What does it matter? Its just going to burn out again anyway.
How many psychiatrist does it take to change a light bulb?
Only one, but the bulb has to really want to be changed.
How many Harvard students does it take to change a light bulb?
Just one. The student hold the light bulb, and the universe revolves around him.
How many bureaucrats does it take to change a light bulb?
One hundred. One to change the bulb and 99 to write the environmental impact report.
How many mystery writers does it take to change a light bulb?
Two One to screw it in most of the way and another to give it a surprise twist at the end.
How many board meetings does it take to get a light bulb changed?
This topic was resumed from last week’s discussion but is incomplete pending resolution of some action items. It will be continued next week. Meanwhile…
How many college football players does it take to change a light bulb?
One, and he gets three credits for it.
How many chiropractors does it take to change a light bulb?
That’s proprietary information.
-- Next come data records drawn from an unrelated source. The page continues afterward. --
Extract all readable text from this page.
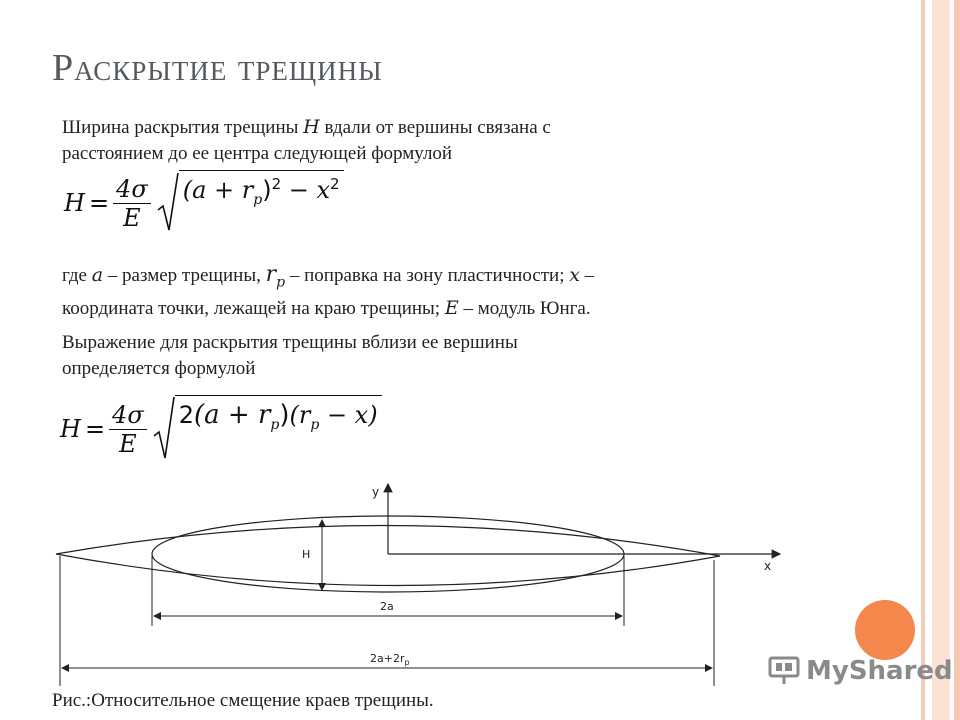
Раскрытие трещины
Ширина раскрытия трещины H вдали от вершины связана с
расстоянием до ее центра следующей формулой
$H = \frac{4\sigma}{E} (a + r_p)^2 - x^2$
где a – размер трещины, $r_p$ – поправка на зону пластичности; x –
координата точки, лежащей на краю трещины; E – модуль Юнга.
Выражение для раскрытия трещины вблизи ее вершины
определяется формулой
$H = \frac{4\sigma}{E} 2(a + r_p)(r_p - x)$
y
x
H
2a
$2a+2r_p$	MyShared
Рис.:Относительное смещение краев трещины.
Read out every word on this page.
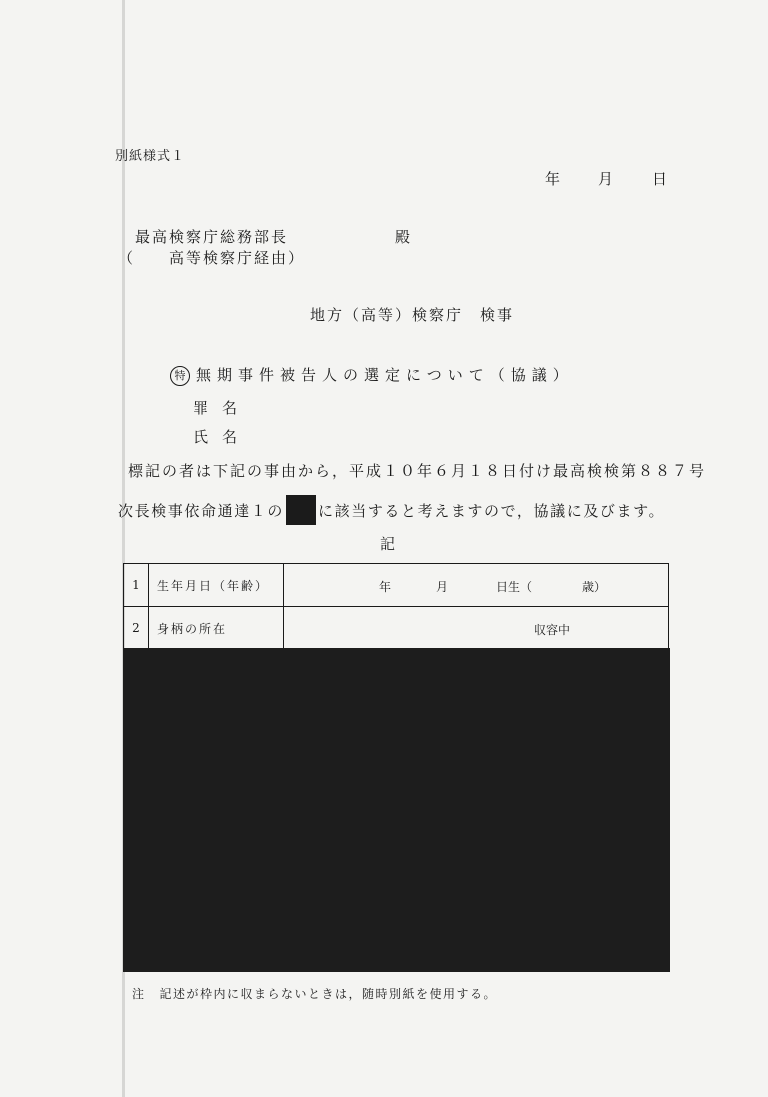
別紙様式１
年	月	日
最高検察庁総務部長	殿
（　　高等検察庁経由）
地方（高等）検察庁　検事
特 無期事件被告人の選定について（協議）
罪名
氏名
標記の者は下記の事由から，平成１０年６月１８日付け最高検検第８８７号
次長検事依命通達１の に該当すると考えますので，協議に及びます。
記
1	生年月日（年齢）	年 月 日生（ 歳）

2	身柄の所在	収容中
注 記述が枠内に収まらないときは，随時別紙を使用する。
The answer is available from Apple on payment of license fee.
How many archaeologists does it take to screw in a light bulb?
One team, but they’ll label every piece of the old one, mark its location in the room, and write a detailed description before determining that it was used to store cornmeal.
These were good. My favorite one was the joke about mystery writers. It’s not easy to come up with these things. I wonder whodunnit?